Copper is below magnesium in the reactivity series, so no reaction occurs. The blue solution remains blue, and the brown copper metal remains brown.
Zinc added to iron sulfate solution:
• M3: Zinc turns (from light grey to) dark grey / becomes coated in a dark grey metal.
• M4: Solution turns (from green to) colourless.
• M5: Zinc is more reactive than iron / zinc displaces iron / zinc reduces iron ions.
Zinc is above iron in the reactivity series.

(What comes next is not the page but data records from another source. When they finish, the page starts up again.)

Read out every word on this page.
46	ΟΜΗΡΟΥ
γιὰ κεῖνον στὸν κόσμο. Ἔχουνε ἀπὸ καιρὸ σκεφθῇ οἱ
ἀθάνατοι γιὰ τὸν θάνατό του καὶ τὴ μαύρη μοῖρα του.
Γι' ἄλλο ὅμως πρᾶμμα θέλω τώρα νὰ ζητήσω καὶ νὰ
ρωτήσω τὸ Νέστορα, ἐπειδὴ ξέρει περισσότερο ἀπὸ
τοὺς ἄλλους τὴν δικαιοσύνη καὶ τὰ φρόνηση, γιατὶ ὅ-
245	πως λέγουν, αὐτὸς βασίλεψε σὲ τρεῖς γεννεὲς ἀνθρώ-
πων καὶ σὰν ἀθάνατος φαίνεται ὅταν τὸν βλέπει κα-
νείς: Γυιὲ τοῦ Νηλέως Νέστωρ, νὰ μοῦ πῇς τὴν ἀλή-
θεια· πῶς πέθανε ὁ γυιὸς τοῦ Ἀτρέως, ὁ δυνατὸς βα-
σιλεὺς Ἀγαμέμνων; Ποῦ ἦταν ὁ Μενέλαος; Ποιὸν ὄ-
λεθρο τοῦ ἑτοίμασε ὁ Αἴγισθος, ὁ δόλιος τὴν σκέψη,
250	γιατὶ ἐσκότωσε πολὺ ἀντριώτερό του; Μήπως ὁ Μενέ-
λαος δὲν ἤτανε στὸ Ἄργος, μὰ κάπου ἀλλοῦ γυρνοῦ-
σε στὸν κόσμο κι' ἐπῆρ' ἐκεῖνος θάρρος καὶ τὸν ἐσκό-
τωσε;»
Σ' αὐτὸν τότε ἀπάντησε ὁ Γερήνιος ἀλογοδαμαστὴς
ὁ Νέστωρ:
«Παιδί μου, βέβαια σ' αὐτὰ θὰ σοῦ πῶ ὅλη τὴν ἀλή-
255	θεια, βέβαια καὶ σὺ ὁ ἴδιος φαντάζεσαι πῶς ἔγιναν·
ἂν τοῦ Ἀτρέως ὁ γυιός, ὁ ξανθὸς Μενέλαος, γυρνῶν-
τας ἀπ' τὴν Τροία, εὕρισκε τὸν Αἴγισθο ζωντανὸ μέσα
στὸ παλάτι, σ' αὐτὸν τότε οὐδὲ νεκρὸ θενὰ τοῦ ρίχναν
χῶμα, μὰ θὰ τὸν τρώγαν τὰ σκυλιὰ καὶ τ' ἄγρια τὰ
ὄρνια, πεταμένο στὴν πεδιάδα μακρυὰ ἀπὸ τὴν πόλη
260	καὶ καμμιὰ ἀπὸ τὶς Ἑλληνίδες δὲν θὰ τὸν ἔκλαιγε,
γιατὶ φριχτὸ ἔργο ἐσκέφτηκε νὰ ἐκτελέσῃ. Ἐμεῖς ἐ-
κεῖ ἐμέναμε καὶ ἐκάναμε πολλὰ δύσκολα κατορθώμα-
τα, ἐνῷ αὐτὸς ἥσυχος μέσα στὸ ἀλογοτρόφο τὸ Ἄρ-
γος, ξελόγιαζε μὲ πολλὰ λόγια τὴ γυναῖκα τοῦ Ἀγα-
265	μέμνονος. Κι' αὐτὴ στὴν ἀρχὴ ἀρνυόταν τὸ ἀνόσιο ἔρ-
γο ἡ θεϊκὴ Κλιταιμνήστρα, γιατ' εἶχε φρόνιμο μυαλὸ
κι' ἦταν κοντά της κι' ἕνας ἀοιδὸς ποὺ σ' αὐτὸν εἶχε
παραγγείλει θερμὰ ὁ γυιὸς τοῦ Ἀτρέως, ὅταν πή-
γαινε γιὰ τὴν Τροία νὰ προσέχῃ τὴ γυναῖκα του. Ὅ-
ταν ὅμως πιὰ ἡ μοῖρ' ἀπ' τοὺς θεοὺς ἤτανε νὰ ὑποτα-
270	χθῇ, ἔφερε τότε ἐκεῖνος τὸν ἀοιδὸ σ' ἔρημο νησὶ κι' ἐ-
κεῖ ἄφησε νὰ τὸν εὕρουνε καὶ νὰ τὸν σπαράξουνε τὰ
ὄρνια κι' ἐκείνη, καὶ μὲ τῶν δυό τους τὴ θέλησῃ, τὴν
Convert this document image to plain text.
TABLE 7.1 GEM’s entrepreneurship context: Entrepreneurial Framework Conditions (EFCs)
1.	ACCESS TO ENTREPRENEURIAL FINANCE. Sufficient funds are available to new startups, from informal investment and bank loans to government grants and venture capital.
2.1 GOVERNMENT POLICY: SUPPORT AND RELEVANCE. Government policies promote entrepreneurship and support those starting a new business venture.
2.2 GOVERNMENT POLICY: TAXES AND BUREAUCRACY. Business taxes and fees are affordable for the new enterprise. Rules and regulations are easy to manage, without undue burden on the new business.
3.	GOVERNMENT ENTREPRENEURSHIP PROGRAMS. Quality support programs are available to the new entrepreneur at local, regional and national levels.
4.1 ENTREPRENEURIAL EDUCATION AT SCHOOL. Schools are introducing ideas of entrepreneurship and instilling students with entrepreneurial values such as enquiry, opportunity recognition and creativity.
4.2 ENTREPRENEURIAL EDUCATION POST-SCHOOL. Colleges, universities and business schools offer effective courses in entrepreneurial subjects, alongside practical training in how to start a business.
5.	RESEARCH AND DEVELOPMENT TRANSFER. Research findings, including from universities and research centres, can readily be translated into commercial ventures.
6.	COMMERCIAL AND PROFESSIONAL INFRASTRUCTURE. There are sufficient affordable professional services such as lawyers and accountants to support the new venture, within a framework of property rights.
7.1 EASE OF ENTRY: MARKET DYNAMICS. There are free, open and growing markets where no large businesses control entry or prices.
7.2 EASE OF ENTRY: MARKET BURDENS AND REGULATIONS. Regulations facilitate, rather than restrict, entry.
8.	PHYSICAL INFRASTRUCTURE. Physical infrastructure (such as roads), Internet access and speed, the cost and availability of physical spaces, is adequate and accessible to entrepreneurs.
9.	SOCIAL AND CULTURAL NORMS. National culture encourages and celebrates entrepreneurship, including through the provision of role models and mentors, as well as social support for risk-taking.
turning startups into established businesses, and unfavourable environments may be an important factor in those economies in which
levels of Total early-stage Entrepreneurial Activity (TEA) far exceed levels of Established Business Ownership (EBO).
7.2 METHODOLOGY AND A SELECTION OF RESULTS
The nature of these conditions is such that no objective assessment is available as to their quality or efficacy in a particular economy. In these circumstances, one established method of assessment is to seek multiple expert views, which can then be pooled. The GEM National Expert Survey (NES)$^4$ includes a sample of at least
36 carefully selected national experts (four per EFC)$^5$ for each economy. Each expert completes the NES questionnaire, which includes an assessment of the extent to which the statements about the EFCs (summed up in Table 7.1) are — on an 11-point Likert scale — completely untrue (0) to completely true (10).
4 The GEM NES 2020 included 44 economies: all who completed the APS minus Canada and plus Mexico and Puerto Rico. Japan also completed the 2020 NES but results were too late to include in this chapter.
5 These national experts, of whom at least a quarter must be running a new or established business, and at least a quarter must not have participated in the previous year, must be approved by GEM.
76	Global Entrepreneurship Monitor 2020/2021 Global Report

Zinc atoms displace Fe\(^{2+}\) ions from solution, forming iron metal (dark grey coating) and colorless zinc sulfate solution.
(c)(i) Any two from:
• Concentration of dilute sulfuric acid (M1)
• Temperature (M2)
• Surface area of the metal / size of piece of metal (M3)
To make a fair comparison and determine a valid order of reactivity, these factors that affect the rate of reaction must be kept constant for each metal tested.
(c)(ii) Calcium sulfate forms a (solid) layer / coating around the calcium metal. (ALLOW calcium sulfate prevents the sulfuric acid coming into contact with calcium).
The insoluble product, calcium sulfate (\(CaSO_4\)), coats the remaining calcium metal, forming a barrier that prevents further contact between the acid and the metal, stopping the reaction.
(d) Show by calculation:
Method 1: Comparing moles
• M1: Moles of aluminium = \( \frac{1.00}{27} = 0.0370\) mol (3 s.f.)
• From the equation: \( 2Al + 3H_2SO_4 \)
Moles of \(H_2SO_4\) needed for all Al = \( 0.0370 \times \frac{3}{2} = 0.0556\) mol
• M2: Moles of \(H_2SO_4\) available = 0.0600 mol.
Since 0.0600 mol > 0.0556 mol, sulfuric acid is in excess.
Method 2: Comparing mass
• M1: Moles of \(H_2SO_4\) available = 0.0600 mol.
From the equation: Moles of Al needed for all acid = \( 0.0600 \times \frac{2}{3} = 0.0400\) mol.
• M2: Mass of Al needed = \( 0.0400 \times 27 = 1.08\) g.
Since only 1.00 g of Al is present (< 1.08 g), sulfuric acid is in excess.
Either method clearly shows that the amount of sulfuric acid present is more than required to completely react with the given aluminium.